Asbestos has been banned in Britain since 1999. But its use was commonplace in the decades before this and about half a million buildings – built before the millennium – still contain asbestos. A large proportion of these buildings are workplaces, many of them I’m sure in manufacturing, engineering and similar sectors.
In fact, current UK data indicates that the risk of fatal asbestos-related cancer is greatest among people who work in engineering, as well as construction.
Asbestos can be found in spray coatings, laggings, insulating boards, ropes, yarns and cloth, millboard and papers, fibre cement, floor tiles, gaskets, bitumen felts, mastic, sealants, putties, textured coatings and paints, and reinforced plastics.
While they are invisible to the naked eye, the fibres, if breathed in, can become stuck in the lungs. The effects of this will not be seen immediately, but over the following decades they can start to appear, with illnesses including fatal cancers like mesothelioma and asbestos-related lung cancer.
Preventing exposure
With asbestos being all around us, it is crucial that businesses put measures in place to prevent employees being exposed and face having their lives cut short.

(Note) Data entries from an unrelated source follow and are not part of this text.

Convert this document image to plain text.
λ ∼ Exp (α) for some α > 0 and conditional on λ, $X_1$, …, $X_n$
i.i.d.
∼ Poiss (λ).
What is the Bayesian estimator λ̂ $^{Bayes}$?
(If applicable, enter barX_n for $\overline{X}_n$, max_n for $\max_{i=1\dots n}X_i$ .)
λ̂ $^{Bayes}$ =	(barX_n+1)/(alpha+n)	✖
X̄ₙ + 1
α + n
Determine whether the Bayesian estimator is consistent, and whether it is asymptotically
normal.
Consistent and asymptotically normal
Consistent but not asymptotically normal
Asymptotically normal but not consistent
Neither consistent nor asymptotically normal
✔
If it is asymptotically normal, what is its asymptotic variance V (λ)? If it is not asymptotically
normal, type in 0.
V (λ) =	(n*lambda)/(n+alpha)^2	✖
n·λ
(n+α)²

That is what our campaign is aiming to do. IOSH is encouraging organisations to demonstrate their commitment by supporting No Time to Lose and signing up to the pledge to protect employees.
Over 200 organisations worldwide are already supporting the campaign and more than 100 leading businesses worldwide have signed up to the pledge. Through these forward-thinking companies, work-related carcinogens have been highlighted to at least half a million employees globally.